Le profil peu marqué de l’étape d’aujourd’hui favorise clairement les sprinters. Cependant, les collines peu profondes abritant des vignes et des vaches en pâture ne sont qu’un voile superficiel drapé sur d’énormes monts qu’aucun cycliste ne songerait à gravir.
Sous le tarmac se cachent de gigantesques colonnes de sel, appelées diapirs de sel, qui s’élèvent à plus de 2000 mètres de profondeur. L’un de ces diapirs est en fait à l’origine de la plus grande ville thermale de France et notre point de départ, Dax. Nous y reviendrons plus tard, mais penchons-nous d’abord sur l’origine des diapirs de sel.
250 millions d’années de sédiments
L’étape d’aujourd’hui fait passer les coureurs par le bassin aquitain.

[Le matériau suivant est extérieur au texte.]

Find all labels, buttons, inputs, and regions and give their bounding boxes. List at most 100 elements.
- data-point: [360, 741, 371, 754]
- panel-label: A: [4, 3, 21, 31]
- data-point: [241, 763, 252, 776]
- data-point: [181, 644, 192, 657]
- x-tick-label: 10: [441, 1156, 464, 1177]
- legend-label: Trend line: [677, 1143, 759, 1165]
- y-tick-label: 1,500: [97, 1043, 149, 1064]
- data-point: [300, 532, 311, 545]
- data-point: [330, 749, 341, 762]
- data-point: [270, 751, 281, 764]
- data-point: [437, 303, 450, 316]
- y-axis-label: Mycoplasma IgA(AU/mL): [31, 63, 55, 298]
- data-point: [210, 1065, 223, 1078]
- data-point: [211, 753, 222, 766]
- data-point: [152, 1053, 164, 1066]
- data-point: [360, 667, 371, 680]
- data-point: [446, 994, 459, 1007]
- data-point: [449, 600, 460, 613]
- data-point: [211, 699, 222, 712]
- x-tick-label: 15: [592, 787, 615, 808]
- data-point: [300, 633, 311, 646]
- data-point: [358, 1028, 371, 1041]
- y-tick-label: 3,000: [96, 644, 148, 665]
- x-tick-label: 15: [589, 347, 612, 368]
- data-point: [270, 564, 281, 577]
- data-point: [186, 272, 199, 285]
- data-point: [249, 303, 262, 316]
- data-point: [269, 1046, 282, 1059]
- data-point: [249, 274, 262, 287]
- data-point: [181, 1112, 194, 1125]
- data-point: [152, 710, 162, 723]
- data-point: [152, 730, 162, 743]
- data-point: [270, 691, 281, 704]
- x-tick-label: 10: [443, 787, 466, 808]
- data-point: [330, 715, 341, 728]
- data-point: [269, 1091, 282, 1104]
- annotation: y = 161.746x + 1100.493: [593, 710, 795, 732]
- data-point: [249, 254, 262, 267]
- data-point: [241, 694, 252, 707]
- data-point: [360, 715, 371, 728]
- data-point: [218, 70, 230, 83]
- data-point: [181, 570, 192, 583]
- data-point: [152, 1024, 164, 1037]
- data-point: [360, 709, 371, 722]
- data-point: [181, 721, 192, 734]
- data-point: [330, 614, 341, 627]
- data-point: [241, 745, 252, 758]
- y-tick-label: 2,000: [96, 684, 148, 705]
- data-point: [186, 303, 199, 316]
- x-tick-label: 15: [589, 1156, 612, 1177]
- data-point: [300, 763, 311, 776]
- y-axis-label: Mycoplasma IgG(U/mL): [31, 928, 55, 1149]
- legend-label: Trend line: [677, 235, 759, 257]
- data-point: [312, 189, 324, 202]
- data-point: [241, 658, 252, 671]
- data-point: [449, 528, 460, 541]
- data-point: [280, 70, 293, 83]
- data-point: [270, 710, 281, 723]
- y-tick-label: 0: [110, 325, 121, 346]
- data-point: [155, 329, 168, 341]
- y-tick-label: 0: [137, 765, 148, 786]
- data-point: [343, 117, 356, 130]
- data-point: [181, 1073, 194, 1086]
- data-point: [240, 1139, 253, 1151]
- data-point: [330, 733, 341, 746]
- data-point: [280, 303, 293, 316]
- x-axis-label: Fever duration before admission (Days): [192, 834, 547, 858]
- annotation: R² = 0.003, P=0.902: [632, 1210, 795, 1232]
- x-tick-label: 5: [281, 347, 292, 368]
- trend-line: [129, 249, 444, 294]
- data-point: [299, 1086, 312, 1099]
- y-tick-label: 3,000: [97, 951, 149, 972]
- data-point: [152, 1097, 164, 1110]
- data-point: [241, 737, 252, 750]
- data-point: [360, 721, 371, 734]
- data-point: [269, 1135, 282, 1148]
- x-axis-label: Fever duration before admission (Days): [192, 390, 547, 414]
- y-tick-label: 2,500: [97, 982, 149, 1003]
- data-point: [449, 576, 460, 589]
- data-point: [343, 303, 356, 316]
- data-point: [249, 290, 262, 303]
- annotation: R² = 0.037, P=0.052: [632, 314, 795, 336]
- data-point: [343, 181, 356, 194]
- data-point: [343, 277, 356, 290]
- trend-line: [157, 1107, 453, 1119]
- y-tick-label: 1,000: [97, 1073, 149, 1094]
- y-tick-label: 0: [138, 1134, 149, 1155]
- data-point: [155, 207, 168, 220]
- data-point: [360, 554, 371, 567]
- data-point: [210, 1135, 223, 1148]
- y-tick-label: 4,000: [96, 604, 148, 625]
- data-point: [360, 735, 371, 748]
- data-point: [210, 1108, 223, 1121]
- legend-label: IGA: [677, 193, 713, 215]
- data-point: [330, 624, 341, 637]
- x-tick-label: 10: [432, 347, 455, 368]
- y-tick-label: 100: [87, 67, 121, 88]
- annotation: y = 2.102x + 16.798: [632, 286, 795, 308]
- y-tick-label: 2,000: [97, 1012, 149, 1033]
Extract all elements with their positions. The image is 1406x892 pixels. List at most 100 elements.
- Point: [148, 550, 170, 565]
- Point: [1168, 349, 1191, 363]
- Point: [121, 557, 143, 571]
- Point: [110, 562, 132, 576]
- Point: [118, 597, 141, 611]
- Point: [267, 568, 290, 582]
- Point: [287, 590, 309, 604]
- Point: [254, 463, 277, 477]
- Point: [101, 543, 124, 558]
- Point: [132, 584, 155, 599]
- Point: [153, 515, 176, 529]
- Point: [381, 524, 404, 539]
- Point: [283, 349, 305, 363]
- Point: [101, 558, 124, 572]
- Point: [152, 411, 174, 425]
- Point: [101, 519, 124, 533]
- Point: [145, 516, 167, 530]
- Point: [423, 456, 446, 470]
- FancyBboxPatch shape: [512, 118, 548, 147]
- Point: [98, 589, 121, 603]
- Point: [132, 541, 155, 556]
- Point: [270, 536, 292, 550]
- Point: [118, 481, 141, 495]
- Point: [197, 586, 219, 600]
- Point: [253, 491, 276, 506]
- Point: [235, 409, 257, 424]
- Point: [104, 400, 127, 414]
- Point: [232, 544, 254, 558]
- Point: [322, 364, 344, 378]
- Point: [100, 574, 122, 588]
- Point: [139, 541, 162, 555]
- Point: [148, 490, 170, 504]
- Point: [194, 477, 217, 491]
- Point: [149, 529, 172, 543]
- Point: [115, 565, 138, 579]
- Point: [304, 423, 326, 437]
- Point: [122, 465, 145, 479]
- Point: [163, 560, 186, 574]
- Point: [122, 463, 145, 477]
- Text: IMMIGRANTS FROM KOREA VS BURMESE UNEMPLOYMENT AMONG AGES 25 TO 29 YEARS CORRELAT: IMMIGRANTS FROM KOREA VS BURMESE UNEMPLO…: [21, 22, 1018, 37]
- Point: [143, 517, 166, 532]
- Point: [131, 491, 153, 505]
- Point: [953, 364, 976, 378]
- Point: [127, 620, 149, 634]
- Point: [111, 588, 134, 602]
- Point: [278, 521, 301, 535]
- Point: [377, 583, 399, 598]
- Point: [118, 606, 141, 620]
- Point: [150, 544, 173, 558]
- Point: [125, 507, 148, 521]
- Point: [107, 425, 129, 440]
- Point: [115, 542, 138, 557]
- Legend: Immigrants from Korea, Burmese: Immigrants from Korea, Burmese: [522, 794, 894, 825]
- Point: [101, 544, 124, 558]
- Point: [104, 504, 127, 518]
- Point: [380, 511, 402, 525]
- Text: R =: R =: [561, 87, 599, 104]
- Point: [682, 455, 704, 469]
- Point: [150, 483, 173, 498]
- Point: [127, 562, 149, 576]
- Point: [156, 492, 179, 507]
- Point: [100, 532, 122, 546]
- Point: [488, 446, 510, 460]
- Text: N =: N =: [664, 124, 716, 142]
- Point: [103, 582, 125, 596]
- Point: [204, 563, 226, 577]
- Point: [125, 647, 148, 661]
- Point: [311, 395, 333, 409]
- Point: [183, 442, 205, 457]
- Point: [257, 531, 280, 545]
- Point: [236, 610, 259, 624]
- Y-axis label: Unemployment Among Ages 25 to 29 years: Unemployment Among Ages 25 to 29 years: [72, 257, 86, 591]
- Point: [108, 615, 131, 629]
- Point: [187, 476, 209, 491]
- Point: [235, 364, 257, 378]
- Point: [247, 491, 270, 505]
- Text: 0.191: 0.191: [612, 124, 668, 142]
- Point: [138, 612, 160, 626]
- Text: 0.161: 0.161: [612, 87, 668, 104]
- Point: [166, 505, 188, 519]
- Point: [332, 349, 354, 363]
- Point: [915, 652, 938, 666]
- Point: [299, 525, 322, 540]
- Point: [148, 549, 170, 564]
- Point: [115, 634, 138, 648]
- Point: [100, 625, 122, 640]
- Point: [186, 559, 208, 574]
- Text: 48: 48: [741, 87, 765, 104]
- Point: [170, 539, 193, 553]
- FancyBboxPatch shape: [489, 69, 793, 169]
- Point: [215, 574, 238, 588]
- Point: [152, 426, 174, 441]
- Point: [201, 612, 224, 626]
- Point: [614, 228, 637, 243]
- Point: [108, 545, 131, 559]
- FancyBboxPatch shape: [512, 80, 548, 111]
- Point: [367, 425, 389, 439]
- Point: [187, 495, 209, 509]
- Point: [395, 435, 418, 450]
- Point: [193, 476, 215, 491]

Il s’agit d’un gigantesque bassin géologique de roches du socle paléozoïque, d’unesuperficie d’environ 65 000km2. Au cours des 250 millions d’années écoulées, il s’est progressivement rempli de sédiments. Il s’agit d’une alternance de couches de sable, de limon, de carbonates et, oui, d’une puissante et particulière couche d’argile salée. Cette évaporite, comme on l’appelle en termes géologiques, s’est déposée au cours du Trias supérieur (il y a environ 210 millions d’années). C’est une période d’extension tectonique et de formation analogique de nouveaux sous-bassins.
C’était une période climatique chaude, plus chaude que notre climat actuel. Les eaux de surface qui s’écoulaient dans les bassins nouvellement formés se sont évaporées assez rapidement. Il ne restait plus que l’argile salée que les rivières avaient ramassée sur leur passage. Ce processus s’est poursuivi pendant des millions d’années, aboutissant à une couche d’évaporites de plusieurs centaines de mètres d’épaisseur !
Montagnes de sel invisibles et sprinters
D’accord, mais comment ce sel déposé horizontalement s’est-il transformé en montagnes ? Imaginez le peloton de cyclistes professionnels d’aujourd’hui, à l’approche de l’arrivée à Nogaro. A 400 mètres de l’arrivée, les meilleurs sprinters sont toujours cachés derrière leurs hommes de tête. Ensuite, dès qu’ils passent la barre des 200 mètres, la pression monte. Les plus rapides et les plus agiles se faufilent dans les moindres interstices.
Les évaporites étaient nos meilleurs sprinters : pressurisées par les couches plus jeunes, mais lourdes, de carbonates et de sable qui les recouvrent. L’argile salée, plus ductile, s’est engouffrée dans les fissures qui se sont formées lors d’une autre phase d’extension au Crétacé inférieur (il y a environ 120 millions d’années). Un peu plus tard, les crêtes de sel actuelles ont été écrasées par le sud lorsque l’Ibérie est entrée en collision avec l’Eurasie. C’est cet événement qui a soulevé les Pyrénées (il y a 60 à 20 millions d’années). Et voilà, nous y sommes : des montées d’argile salée, abruptes, déformées, invisibles, juste sous nos pédales.
Prenons un bain !
Génial, le spa en plus ! Eh bien, à environ 75 km au sud de Dax, les précipitations pyrénéennes s’infiltrent dans les calcaires fissurés du Crétacé. Cette eau s’écoule vers le nord, sous terre, en aval à travers le calcaire plissé jusqu’à une profondeur d’environ 2 km, jusqu’à ce qu’elle atteigne notre « Diapir de Dax ». Vous souvenez-vous de la manière dont le sel a été fortement pressé ? Sa force brute a fait plier vers le haut le calcaire sus-jacent qui accueillait l’eau.
C’est pourquoi aujourd’hui, après un voyage de 20 000 ans, l’eau qui se précipite dans les Pyrénées peut remonter le long des flancs du diapir. Là, il se réchauffe (le sel est un excellent conducteur de chaleur géothermique) et se charge en minéraux salés. Cette eau finit par jaillir en de multiples endroits de la région. La plus célèbre est la Fontaine Chaude, cœur de Dax depuis l’époque préromaine. Avec un flux annuel de plus de 2’000’000 litres et une température de 64 degrés Celsius, cette source mérite bien son nom.
Voyons maintenant quels sont les coureurs qui valent leur pesant de sel.